Jeffrey Hammond and I did a Teleconference today for clients about the first release of Oracle Fusion Middleware 11g. One of the big areas of concern among attendees was an old chestnut that I actually haven't seen for awhile: Portability. The basic question: If we develop for Oracle's stack, are we locked into it?

Jeffrey and I have documented the basic risks of lock-in we see in Fusion Middleware 11g in our analysis (http://www.forrester.com/go?docid=55043). I don't want to revisit that analysis here; rather, I'm more interested in why we suddenly heard this concern..

I've been writing about software technology roughly since the birth of the "open systems" movement during the late '80s. At that time, open systems meant SQL relational DBMS + Unix at its core, with DCE and CORBA sometimes tossed into the mix as well. The concern for code portability extended to Java's "write once, run … anywhere" promise in 1995. And then I think it started to die.

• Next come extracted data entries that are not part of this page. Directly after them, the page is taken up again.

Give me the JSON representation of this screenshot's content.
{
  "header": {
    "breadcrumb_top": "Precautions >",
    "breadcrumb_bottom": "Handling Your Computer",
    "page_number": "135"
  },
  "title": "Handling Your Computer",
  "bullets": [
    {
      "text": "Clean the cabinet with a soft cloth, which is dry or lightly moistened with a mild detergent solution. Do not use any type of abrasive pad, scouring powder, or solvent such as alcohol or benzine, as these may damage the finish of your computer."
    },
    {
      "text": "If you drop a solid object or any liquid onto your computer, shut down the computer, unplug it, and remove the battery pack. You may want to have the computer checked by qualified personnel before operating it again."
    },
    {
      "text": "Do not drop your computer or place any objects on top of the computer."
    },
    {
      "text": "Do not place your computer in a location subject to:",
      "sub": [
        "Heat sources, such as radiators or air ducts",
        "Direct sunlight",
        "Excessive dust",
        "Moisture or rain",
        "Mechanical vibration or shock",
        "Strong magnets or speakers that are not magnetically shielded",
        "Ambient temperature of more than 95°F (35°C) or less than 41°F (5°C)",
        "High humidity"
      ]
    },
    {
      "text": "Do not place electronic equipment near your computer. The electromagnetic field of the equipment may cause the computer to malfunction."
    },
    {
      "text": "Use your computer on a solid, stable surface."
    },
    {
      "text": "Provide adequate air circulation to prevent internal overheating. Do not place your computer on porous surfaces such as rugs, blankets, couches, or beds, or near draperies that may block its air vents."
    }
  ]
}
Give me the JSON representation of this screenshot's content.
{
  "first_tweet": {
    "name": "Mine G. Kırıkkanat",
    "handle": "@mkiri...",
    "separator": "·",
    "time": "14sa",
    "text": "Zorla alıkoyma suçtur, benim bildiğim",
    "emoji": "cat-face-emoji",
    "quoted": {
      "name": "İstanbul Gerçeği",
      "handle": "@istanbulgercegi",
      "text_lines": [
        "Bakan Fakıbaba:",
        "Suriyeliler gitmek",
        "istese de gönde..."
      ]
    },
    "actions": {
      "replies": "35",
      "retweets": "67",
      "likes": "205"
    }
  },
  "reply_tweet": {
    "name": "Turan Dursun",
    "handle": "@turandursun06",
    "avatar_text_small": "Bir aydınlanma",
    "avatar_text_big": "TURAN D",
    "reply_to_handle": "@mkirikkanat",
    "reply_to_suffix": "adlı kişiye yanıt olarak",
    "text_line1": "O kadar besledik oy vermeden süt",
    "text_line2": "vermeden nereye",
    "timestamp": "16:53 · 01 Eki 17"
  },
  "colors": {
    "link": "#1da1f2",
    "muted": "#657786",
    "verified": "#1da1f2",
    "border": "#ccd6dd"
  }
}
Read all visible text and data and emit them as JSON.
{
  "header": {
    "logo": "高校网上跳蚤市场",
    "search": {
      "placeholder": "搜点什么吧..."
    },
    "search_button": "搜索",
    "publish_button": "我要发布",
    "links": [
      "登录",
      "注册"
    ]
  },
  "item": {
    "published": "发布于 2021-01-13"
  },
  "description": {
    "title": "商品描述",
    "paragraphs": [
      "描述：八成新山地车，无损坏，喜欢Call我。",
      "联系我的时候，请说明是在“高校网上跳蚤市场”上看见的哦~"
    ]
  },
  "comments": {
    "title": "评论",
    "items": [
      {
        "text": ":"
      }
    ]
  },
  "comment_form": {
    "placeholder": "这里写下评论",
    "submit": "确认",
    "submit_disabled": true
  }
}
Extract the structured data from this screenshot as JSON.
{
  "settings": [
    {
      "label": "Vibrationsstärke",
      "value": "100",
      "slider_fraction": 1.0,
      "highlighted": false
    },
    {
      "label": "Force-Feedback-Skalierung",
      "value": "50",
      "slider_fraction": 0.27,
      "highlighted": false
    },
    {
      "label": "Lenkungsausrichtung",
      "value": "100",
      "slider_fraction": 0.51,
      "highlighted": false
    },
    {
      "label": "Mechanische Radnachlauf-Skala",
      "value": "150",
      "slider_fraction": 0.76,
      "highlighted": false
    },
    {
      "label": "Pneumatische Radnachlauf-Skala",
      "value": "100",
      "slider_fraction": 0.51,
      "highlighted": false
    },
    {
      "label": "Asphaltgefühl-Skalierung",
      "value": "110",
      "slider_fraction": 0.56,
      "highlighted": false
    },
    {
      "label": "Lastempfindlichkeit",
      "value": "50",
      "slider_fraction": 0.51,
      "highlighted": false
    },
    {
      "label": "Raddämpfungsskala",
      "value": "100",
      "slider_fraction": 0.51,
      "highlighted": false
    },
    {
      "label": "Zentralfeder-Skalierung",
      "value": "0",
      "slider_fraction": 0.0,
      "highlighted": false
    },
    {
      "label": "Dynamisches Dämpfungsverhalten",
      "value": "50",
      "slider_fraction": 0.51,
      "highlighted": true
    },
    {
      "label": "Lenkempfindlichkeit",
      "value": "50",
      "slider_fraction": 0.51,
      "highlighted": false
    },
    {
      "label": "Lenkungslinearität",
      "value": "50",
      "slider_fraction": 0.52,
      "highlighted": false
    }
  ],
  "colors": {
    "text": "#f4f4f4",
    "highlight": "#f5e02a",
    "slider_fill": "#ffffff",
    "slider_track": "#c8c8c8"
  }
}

In my experience, by the time we got to 2000, customer interest in portability had seriously dropped off. I almost never heard about portability as a client concern. (Nothing like the kinds of questions Jeffrey and I got today.) It seemed that customers either simply wanted the functionality they needed or had given up on portability as a goal worth pursuing. I've been wanting to figure out what was behind the change in heart about portability for a long time; hopefully I'll start getting some insights now — from you!

Is code portability important to you? Why or why not? Should we just declare "open systems" dead and move on?